Desktop Bulldozer gets owned by Phenom II. The new FX line is a line of turds.

Consumers don't have to be able to build a less shitty desktop processor than Bulldozer FX, they just have to be able to buy something better. And they can.
 
Wow, just wow. I'd expect such clueless posts on OCN or other benchmark wanking places, but here??

Worse than Phenom II? Don't stop there, say it's worse than a K6 too. :rolleyes:
 
perhaps the process is especially bad, it would suck less if it ran a bit faster and less power hungry. a year from now it will look better with incremental progress on process and architecture, and a windows 8 scheduler that is actually aware about cores and modules.
 
I think the scheduler tweaks are AMD skirting around the real truth of the CPU needing special attention due to bugs in the cache and such. I think the design is supposed to be less sensitive to scheduler problems otherwise they would have used the logical/physical CPU designations that the OS knows about for Intel HT.

Wow, just wow.

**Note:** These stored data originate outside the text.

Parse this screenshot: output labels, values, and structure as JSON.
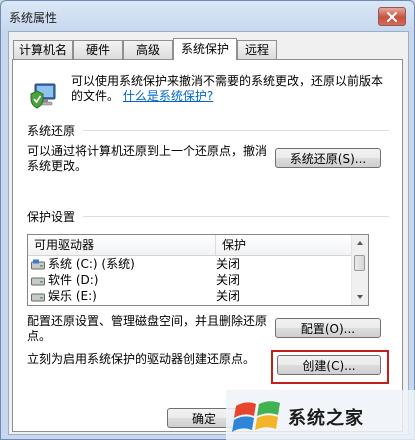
{
  "window": {
    "title": "系统属性"
  },
  "tabs": [
    {
      "label": "计算机名"
    },
    {
      "label": "硬件"
    },
    {
      "label": "高级"
    },
    {
      "label": "系统保护"
    },
    {
      "label": "远程"
    }
  ],
  "intro": {
    "text": "可以使用系统保护来撤消不需要的系统更改，还原以前版本的文件。",
    "link": "什么是系统保护?",
    "icon": "computer-shield-icon"
  },
  "restore": {
    "section": "系统还原",
    "description": "可以通过将计算机还原到上一个还原点，撤消系统更改。",
    "button": "系统还原(S)..."
  },
  "protection": {
    "section": "保护设置",
    "columns": [
      "可用驱动器",
      "保护"
    ],
    "rows": [
      {
        "drive": "系统 (C:) (系统)",
        "status": "关闭",
        "icon": "system-drive-icon"
      },
      {
        "drive": "软件 (D:)",
        "status": "关闭",
        "icon": "drive-icon"
      },
      {
        "drive": "娱乐 (E:)",
        "status": "关闭",
        "icon": "drive-icon"
      }
    ],
    "configure_text": "配置还原设置、管理磁盘空间，并且删除还原点。",
    "configure_button": "配置(O)...",
    "create_text": "立刻为启用系统保护的驱动器创建还原点。",
    "create_button": "创建(C)..."
  },
  "footer": {
    "ok_button": "确定"
  },
  "watermark": {
    "text": "系统之家"
  },
  "colors": {
    "link": "#0066cc",
    "highlight": "#c0221b",
    "accent": "#1e66c9"
  }
}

I'd expect such clueless posts on OCN or other benchmark wanking places, but here??

Worse than Phenom II? Don't stop there, say it's worse than a K6 too. :rolleyes:

It might be worse than Phenom II when you consider how inconsistent its game performance apparently is.
http://www.hardocp.com/article/2011/11/03/amd_fx8150_multigpu_gameplay_performance_review/2

The unstable frame rate looks really poor.